Nummer fünf bleibt bei Union Berlin: Danilho Doekhi übergibt sein Trikot an Nachfolger
Berlin – Der ablösefreie Abschied von Danilho Doekhi (27) von Union Berlin steht bereits fest, auch wenn der Verteidiger sich bislang noch nicht für einen neuen Verein entschieden hat.
In einem vereinseigenen Video auf den Social-Media-Kanälen ließ der 27-Jährige nun jedoch symbolisch sein Trikot im Schrank zurück und stellte damit zugleich seinen Nachfolger vor – ein altbekanntes Gesicht in Köpenick.
„Du kannst die Nummer wieder anziehen“, sagt der Niederländer. Doch wer übernimmt nun das Trikot mit der Rückennummer fünf? Es ist der Aufstiegssheld Marvin Friedrich (30), dessen Rückkehr nach viereinhalb Jahren nun offiziell bestätigt wurde.
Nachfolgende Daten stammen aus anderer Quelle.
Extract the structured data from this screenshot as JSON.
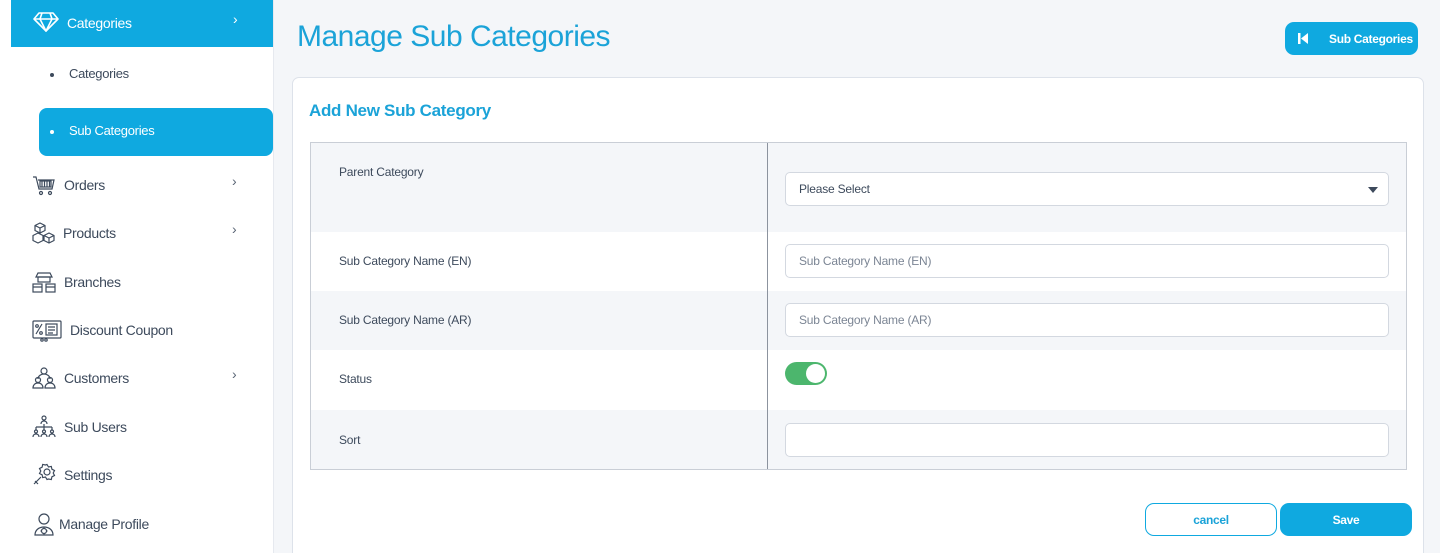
{
  "sidebar": {
    "categories_group": {
      "label": "Categories",
      "icon": "diamond-icon",
      "chevron": "›"
    },
    "sub_items": [
      {
        "label": "Categories",
        "active": false
      },
      {
        "label": "Sub Categories",
        "active": true
      }
    ],
    "items": [
      {
        "label": "Orders",
        "icon": "shopping-cart-icon",
        "chevron": "›"
      },
      {
        "label": "Products",
        "icon": "boxes-icon",
        "chevron": "›"
      },
      {
        "label": "Branches",
        "icon": "store-icon",
        "chevron": ""
      },
      {
        "label": "Discount Coupon",
        "icon": "coupon-icon",
        "chevron": ""
      },
      {
        "label": "Customers",
        "icon": "customers-icon",
        "chevron": "›"
      },
      {
        "label": "Sub Users",
        "icon": "hierarchy-icon",
        "chevron": ""
      },
      {
        "label": "Settings",
        "icon": "gear-icon",
        "chevron": ""
      },
      {
        "label": "Manage Profile",
        "icon": "profile-icon",
        "chevron": ""
      }
    ]
  },
  "header": {
    "title": "Manage Sub Categories",
    "back_button_label": "Sub Categories"
  },
  "form": {
    "title": "Add New Sub Category",
    "parent_category": {
      "label": "Parent Category",
      "value": "Please Select"
    },
    "name_en": {
      "label": "Sub Category Name (EN)",
      "placeholder": "Sub Category Name (EN)",
      "value": ""
    },
    "name_ar": {
      "label": "Sub Category Name (AR)",
      "placeholder": "Sub Category Name (AR)",
      "value": ""
    },
    "status": {
      "label": "Status",
      "enabled": true
    },
    "sort": {
      "label": "Sort",
      "value": ""
    },
    "cancel_label": "cancel",
    "save_label": "Save"
  },
  "colors": {
    "accent": "#0fa9e0",
    "title": "#1ba3d8",
    "toggle_on": "#4cb66d",
    "text": "#3d4a5c"
  }
}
„Die Rückkehr zu Union fühlt sich für mich an wie ein Nachhausekommen. Hier habe ich mich sowohl sportlich als auch persönlich stark weiterentwickelt und einige der schönsten Augenblicke meiner Karriere erlebt“, betont der Innenverteidiger.
Bereits von 2018 bis 2022 trug der 30-Jährige bei den Eisernen das Trikot mit der Nummer fünf und war ein zentraler Bestandteil des Teams, das am Ende der Saison 2018/19 im Relegationsspiel gegen den VfB Stuttgart den Aufstieg schaffte.
Es ist kein Wunder, dass ihn die Union-Anhänger nach seinem Wechsel zu Borussia Mönchengladbach im Winter 2022 bei seinen Besuchen in der Alten Försterei stets als „Fußballgott“ gefeiert haben.
Nun ist der Publikumsliebling selbst wieder Teil von Union. „Der Verein, die Fans und die Stadt hatten für mich stets eine große Bedeutung. Ich spüre, dass hier weiterhin etwas Besonderes entsteht, zu dem ich meinen Beitrag leisten möchte“, unterstreicht Friedrich.
Nachdem mit Doekhi und Diogo Leite (27) zwei wichtige Abwehrspieler den Klub verlassen haben, soll der erfahrene Verteidiger die Defensive gemeinsam mit den Nachwuchstalenten Leopold Querfeld und Zeno Van Den Bosch (beide 22) stärken – der Wechsel des Belgier Van Den Bosch von Royal Antwerpen wurde bereits für den Winter fixiert.
„Marvin kennt den Verein, die Menschen und die Werte von Union sehr gut. Er hat hier schon gezeigt, dass er sowohl sportlich als auch menschlich eine Führungsrolle übernehmen kann“, erklärt Union-Manager Horst Heldt (56) zur Rückholaktion des Abwehrspielers.
„Mit seiner Erfahrung, seiner Mentalität und seiner Präsenz wird er der Mannschaft sofort mehr Stabilität verleihen“, hofft Heldt. Zudem bringe Friedrich eine starke Identifikation mit dem Hauptstadtclub mit, die für den Verein von großer Bedeutung sei.